You could call it the kindness behind the mask. Since 2008, a sewing team has been meeting regularly within Aetna headquarters in Hartford, Connecticut. Their basement location is equipped with supplies, sewing machines and sergers — sophisticated sewing machines generally used to make quilts. Beginning with a core group of five volunteers, the team has grown to 40 volunteers led by 24-year employee and Aetna Volunteer Coordinator Denise Zachmann (who runs about 40 volunteer projects a year and holds down her job as an executive assistant in Government Marketing).

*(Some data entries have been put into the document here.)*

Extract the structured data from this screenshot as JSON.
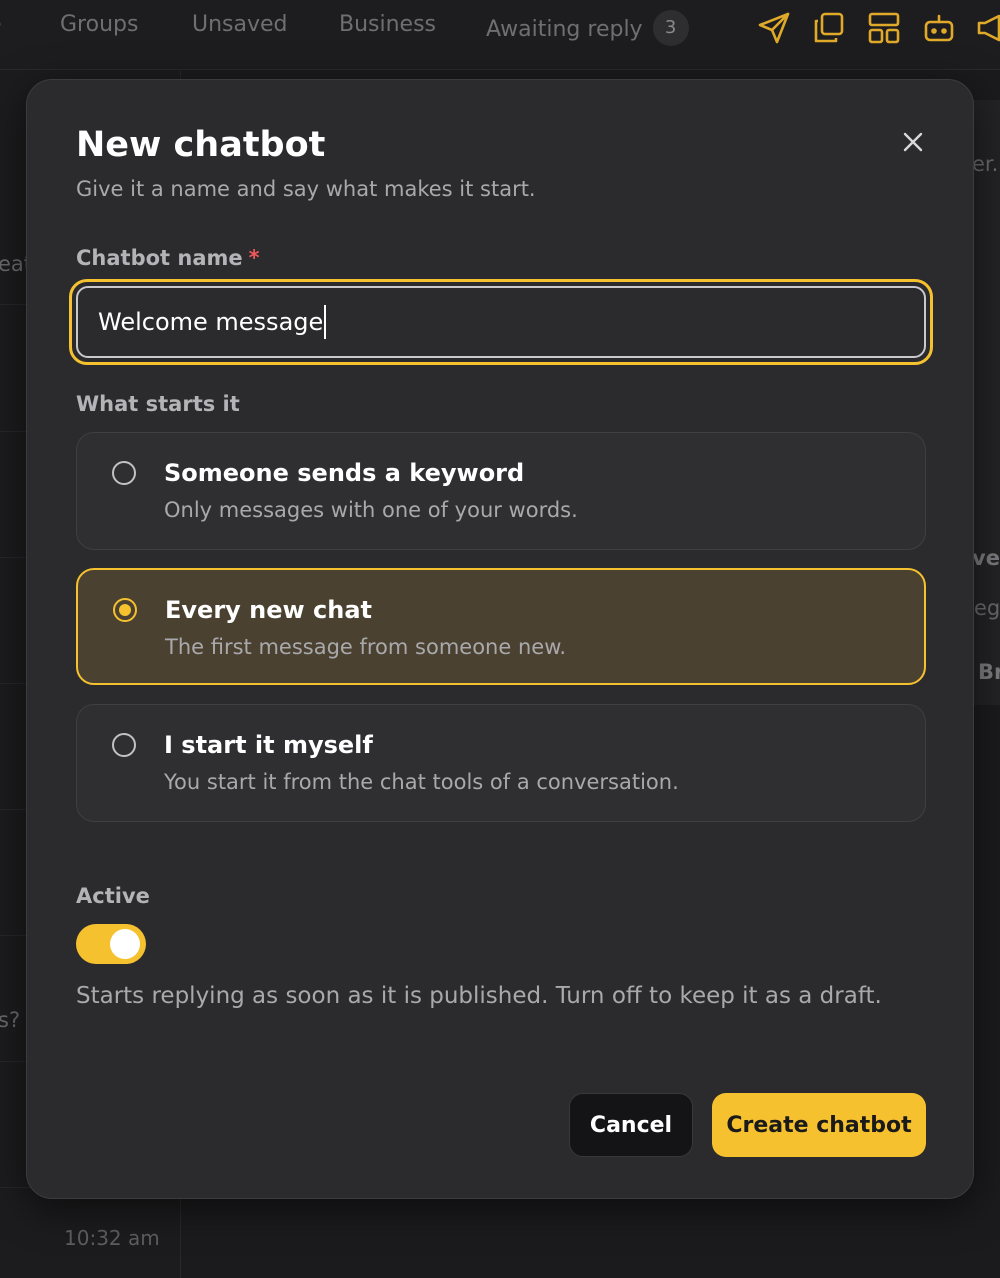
{
  "tabs": [
    {
      "label": "Groups"
    },
    {
      "label": "Unsaved"
    },
    {
      "label": "Business"
    },
    {
      "label": "Awaiting reply",
      "badge": "3"
    }
  ],
  "top_icons": [
    "send-icon",
    "copy-icon",
    "layout-icon",
    "bot-icon",
    "megaphone-icon"
  ],
  "background": {
    "snippets": [
      "er.",
      "eat",
      "vet",
      "eg",
      "Br",
      "s?"
    ],
    "time": "10:32 am"
  },
  "modal": {
    "title": "New chatbot",
    "subtitle": "Give it a name and say what makes it start.",
    "name_label": "Chatbot name",
    "required_mark": "*",
    "name_value": "Welcome message",
    "trigger_label": "What starts it",
    "options": [
      {
        "title": "Someone sends a keyword",
        "desc": "Only messages with one of your words.",
        "selected": false
      },
      {
        "title": "Every new chat",
        "desc": "The first message from someone new.",
        "selected": true
      },
      {
        "title": "I start it myself",
        "desc": "You start it from the chat tools of a conversation.",
        "selected": false
      }
    ],
    "active_label": "Active",
    "active_on": true,
    "active_help": "Starts replying as soon as it is published. Turn off to keep it as a draft.",
    "cancel_label": "Cancel",
    "create_label": "Create chatbot"
  },
  "colors": {
    "accent": "#f6c12f",
    "modal_bg": "#2b2b2e",
    "selected_bg": "#4a4130",
    "required": "#f0575b"
  }
}
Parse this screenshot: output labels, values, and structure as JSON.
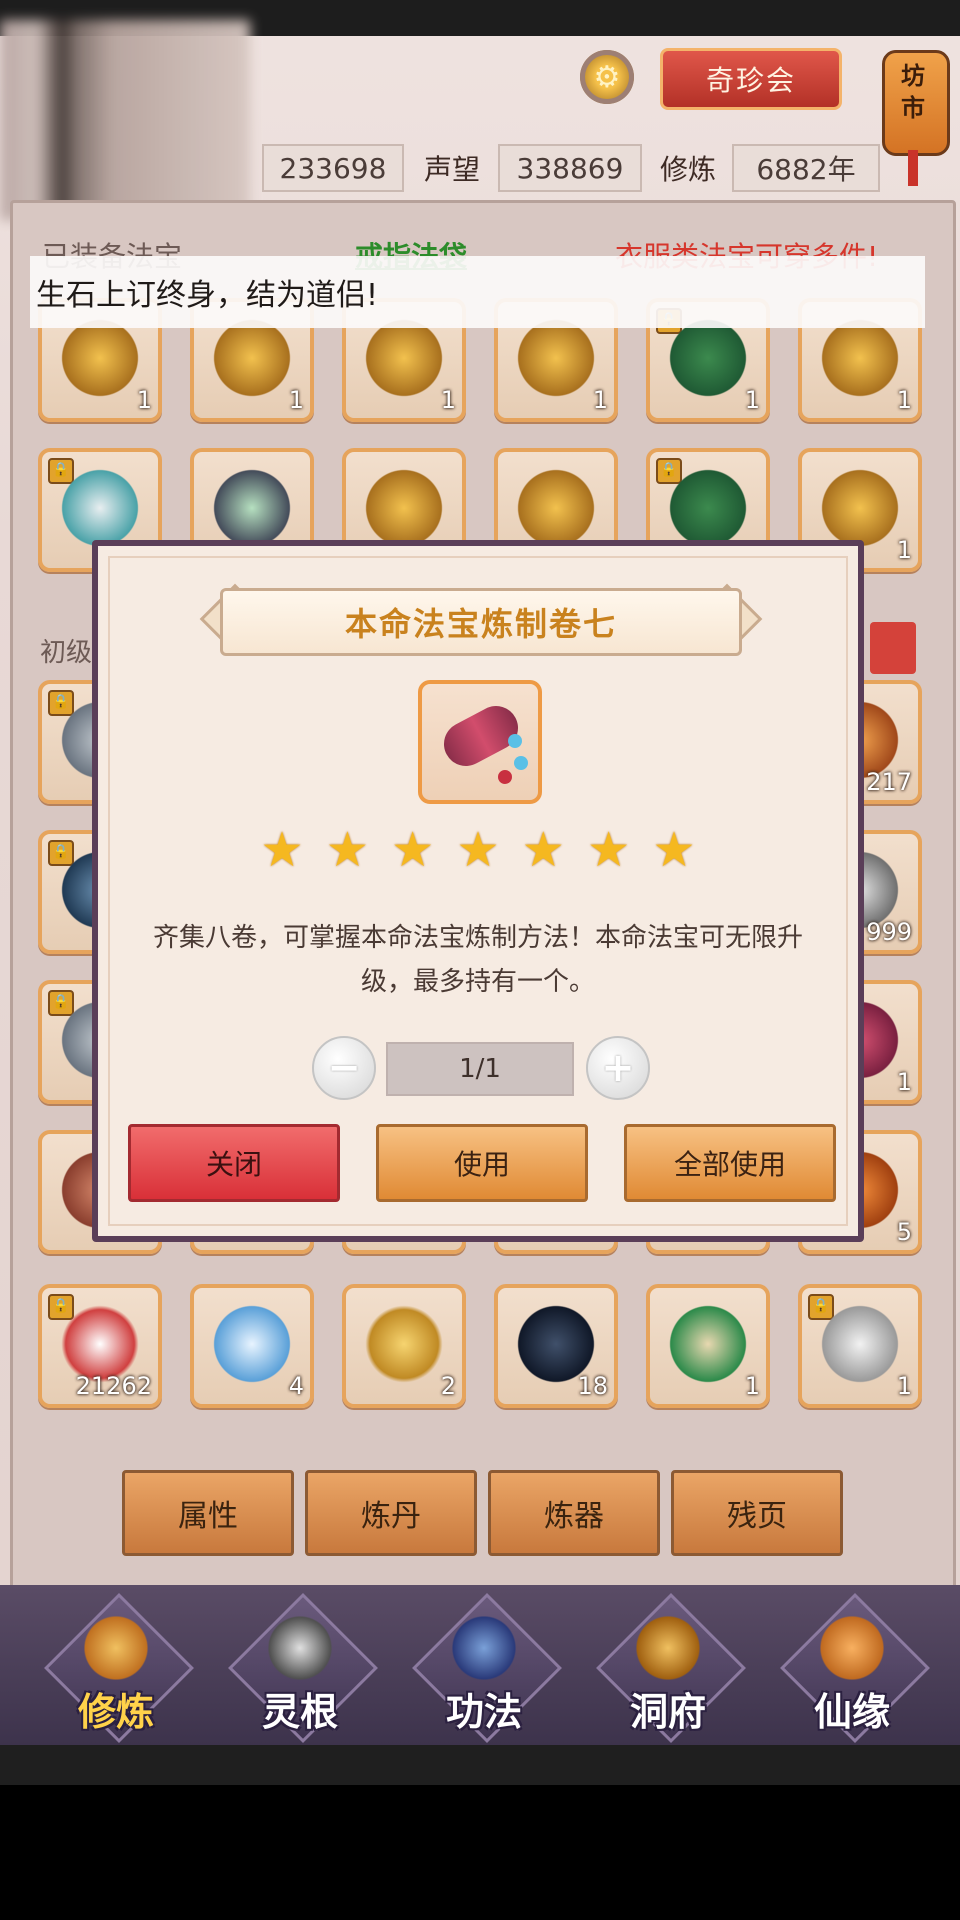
{
  "header": {
    "treasure_button": "奇珍会",
    "market_label": "坊市",
    "stats": [
      {
        "label": "",
        "value": "233698"
      },
      {
        "label": "声望",
        "value": "338869"
      },
      {
        "label": "修炼",
        "value": "6882年"
      }
    ]
  },
  "inventory": {
    "tab_equipped": "已装备法宝",
    "tab_ring": "戒指法袋",
    "hint": "衣服类法宝可穿多件!",
    "section_label": "初级",
    "notice": "生石上订终身，结为道侣!",
    "row1_counts": [
      "1",
      "1",
      "1",
      "1",
      "1",
      "1"
    ],
    "row2_counts": [
      "",
      "",
      "",
      "",
      "",
      "1"
    ],
    "right_column_counts": [
      "217",
      "999",
      "1",
      "5"
    ],
    "row_last_counts": [
      "21262",
      "4",
      "2",
      "18",
      "1",
      "1"
    ]
  },
  "craft_buttons": [
    "属性",
    "炼丹",
    "炼器",
    "残页"
  ],
  "nav": [
    {
      "label": "修炼",
      "active": true
    },
    {
      "label": "灵根",
      "active": false
    },
    {
      "label": "功法",
      "active": false
    },
    {
      "label": "洞府",
      "active": false
    },
    {
      "label": "仙缘",
      "active": false
    }
  ],
  "modal": {
    "title": "本命法宝炼制卷七",
    "item_icon": "scroll-icon",
    "stars": 7,
    "description": "齐集八卷，可掌握本命法宝炼制方法！本命法宝可无限升级，最多持有一个。",
    "quantity": "1/1",
    "minus_label": "−",
    "plus_label": "+",
    "close_label": "关闭",
    "use_label": "使用",
    "use_all_label": "全部使用"
  },
  "colors": {
    "accent_orange": "#e08a34",
    "close_red": "#d93038",
    "title_gold": "#c9821e",
    "hint_red": "#d6362c",
    "ring_green": "#2c8c2a"
  }
}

Usually volunteers focus on head scarves for cancer patients, scent cloths for premature babies and themed pillow cases for children attending the Hole in the Wall Gang Camp. During the COVID-19 crisis, volunteers are sewing face masks at home. Masks go to multiple area hospitals and medical centers where the need is great. When it comes to supplies Denise needs to be resourceful. She re-allocates fabric from other projects. Elastic is scarce, so the team uses ribbon, bias tape and shoe laces.
Volunteer Bo Hallowell has been with Aetna for 23 years. Her “day job” involves project management for Government Marketing, but lately she’s also putting in dozens of personal hours sewing masks for first responders in her Windsor, Connecticut, community. “I’ve got it down to a science,” she says with a smile. A flood of material donations, says Bo, “is a beautiful example of a community coming together.” For Bo the work is personal: her daughter is a part-time EMT, her sister is a pharmacist and two cousins are police officers. They are on the frontlines serving the public and she’s helping to keep them safe so they can do their jobs.